Fortunately, there is no longer a need to argue that health and human rights are connected. The challenge now is to translate health and human rights theory into practice. The third objective specified by the Special Rapporteur on Health is also a mandate for those working in public health to identify clearly the ways in which rights-based approaches are incorporated directly and indirectly into public health work. This is necessary for clarifying the value added by such rights-based approaches to health. Additionally, how is it that human rights-based approaches aid in the improvement of health policies, programs, and outcomes?
CARE USA has demonstrated some promising programmatic examples toward achieving this kind of clarification. CARE utilizes a 3-pronged approach in its efforts to address poverty: embracing rights-based approaches, forging partnerships, and empowering women.[28] The organization has gradually moved from ameliorative approaches to poverty alleviation to rights-based approaches which examine the structural causes of poverty with the ultimate end goal of poverty elimination.[29] Already these new approaches have had demonstrable effects, including a 10-fold increase in condom use among sex workers in Bangladesh and a 50% reduction in maternal mortality in parts of Peru.[28]
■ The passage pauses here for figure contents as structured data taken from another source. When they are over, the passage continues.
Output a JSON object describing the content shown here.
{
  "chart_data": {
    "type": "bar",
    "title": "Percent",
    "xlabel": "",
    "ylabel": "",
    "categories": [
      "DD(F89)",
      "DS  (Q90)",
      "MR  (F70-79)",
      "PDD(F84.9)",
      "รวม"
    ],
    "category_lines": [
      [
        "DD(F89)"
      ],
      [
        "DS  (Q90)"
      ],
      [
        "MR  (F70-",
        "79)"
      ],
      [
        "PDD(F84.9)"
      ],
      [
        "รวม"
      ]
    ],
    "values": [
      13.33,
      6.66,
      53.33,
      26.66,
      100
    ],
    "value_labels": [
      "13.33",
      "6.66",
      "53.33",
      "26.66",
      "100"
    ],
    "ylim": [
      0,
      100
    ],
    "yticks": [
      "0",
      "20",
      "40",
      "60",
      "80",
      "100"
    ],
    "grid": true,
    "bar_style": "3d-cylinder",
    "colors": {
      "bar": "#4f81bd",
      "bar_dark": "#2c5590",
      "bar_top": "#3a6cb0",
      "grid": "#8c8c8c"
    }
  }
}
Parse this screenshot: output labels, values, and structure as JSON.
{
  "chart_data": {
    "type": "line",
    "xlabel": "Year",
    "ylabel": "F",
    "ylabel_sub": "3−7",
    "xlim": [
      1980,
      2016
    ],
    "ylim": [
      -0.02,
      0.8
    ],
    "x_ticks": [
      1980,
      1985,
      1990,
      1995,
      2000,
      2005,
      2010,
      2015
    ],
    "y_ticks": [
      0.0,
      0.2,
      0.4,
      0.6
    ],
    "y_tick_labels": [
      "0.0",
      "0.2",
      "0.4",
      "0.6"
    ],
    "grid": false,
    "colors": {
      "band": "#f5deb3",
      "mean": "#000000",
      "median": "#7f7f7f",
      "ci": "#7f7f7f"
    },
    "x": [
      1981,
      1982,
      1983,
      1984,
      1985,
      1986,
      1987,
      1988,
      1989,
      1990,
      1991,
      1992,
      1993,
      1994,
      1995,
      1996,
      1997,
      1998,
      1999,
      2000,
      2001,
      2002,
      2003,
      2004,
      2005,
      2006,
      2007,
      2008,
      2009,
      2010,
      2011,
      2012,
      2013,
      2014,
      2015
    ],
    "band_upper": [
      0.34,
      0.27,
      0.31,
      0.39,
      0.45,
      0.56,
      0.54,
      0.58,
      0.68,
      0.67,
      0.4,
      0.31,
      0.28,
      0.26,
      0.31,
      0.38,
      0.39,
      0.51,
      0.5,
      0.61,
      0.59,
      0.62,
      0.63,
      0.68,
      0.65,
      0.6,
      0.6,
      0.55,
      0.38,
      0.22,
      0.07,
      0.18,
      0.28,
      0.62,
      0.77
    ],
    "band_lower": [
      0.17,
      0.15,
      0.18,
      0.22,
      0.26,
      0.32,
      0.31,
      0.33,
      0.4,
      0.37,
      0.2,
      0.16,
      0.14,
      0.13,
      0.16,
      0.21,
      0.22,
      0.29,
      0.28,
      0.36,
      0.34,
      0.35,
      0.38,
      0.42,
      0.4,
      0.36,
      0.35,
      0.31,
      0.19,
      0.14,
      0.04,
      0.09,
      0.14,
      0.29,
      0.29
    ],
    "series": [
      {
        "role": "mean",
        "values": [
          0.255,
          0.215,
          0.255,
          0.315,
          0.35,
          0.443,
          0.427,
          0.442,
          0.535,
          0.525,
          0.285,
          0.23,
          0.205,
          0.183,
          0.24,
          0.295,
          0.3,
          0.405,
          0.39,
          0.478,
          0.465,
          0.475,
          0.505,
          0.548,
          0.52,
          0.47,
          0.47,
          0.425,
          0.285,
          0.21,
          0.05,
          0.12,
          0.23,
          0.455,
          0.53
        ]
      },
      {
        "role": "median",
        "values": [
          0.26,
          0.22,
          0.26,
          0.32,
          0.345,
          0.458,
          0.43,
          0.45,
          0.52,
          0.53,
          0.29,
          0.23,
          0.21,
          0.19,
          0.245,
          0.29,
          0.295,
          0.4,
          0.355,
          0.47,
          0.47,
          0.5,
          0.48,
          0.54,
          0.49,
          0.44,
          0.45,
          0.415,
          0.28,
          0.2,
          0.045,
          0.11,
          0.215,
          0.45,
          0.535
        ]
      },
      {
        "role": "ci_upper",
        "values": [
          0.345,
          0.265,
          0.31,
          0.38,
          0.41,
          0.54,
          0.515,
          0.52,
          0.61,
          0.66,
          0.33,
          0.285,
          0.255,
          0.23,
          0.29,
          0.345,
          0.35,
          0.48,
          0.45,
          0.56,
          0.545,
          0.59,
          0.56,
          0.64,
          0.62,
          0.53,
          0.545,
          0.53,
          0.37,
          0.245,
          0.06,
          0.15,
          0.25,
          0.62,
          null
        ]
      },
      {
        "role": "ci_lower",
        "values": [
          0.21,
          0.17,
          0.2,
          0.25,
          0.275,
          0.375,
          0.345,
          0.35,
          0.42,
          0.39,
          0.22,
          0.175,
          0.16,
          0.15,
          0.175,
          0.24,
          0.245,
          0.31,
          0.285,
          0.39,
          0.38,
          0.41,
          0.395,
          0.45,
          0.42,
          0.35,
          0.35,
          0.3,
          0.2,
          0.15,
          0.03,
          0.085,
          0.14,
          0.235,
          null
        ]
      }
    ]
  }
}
CARE has embraced rights-based approaches not only because it is a morally justified position to take and the belief there is a legal right to health, but also because thus far it has shown efficacy within CARE's poverty elimination programming. Those working in the field of public health may likewise choose to creatively apply the rights framework and rights-based approaches to further an understanding of how and what these approaches add to public health programming.
Finally, a requisite characteristic needed by those working in both public health and human rights is optimism. Optimism is necessary in large part due to the abysmal situations previously described. However, Pollyanna naiveté must not cloud such optimism. When addressing the challenges posed by the global public health and human rights crises, optimism must be joined with a critical view of the structural causes of the challenges. We must stand against inequities that exist as a result of unjust power structures.
Through the use of leadership skills, creativity, and optimism, coupled with an eye towards correcting unjust power structures and eliminating inequities through rights-based approaches, a clear pathway can be paved through the intersection of health and human rights in order to move further towards the realization of the right to health and other human rights envisioned by Jonathan Mann. We do so because, as expressed by Martin Luther King Jr, "the arc of justice is long, but it bends towards justice."[30]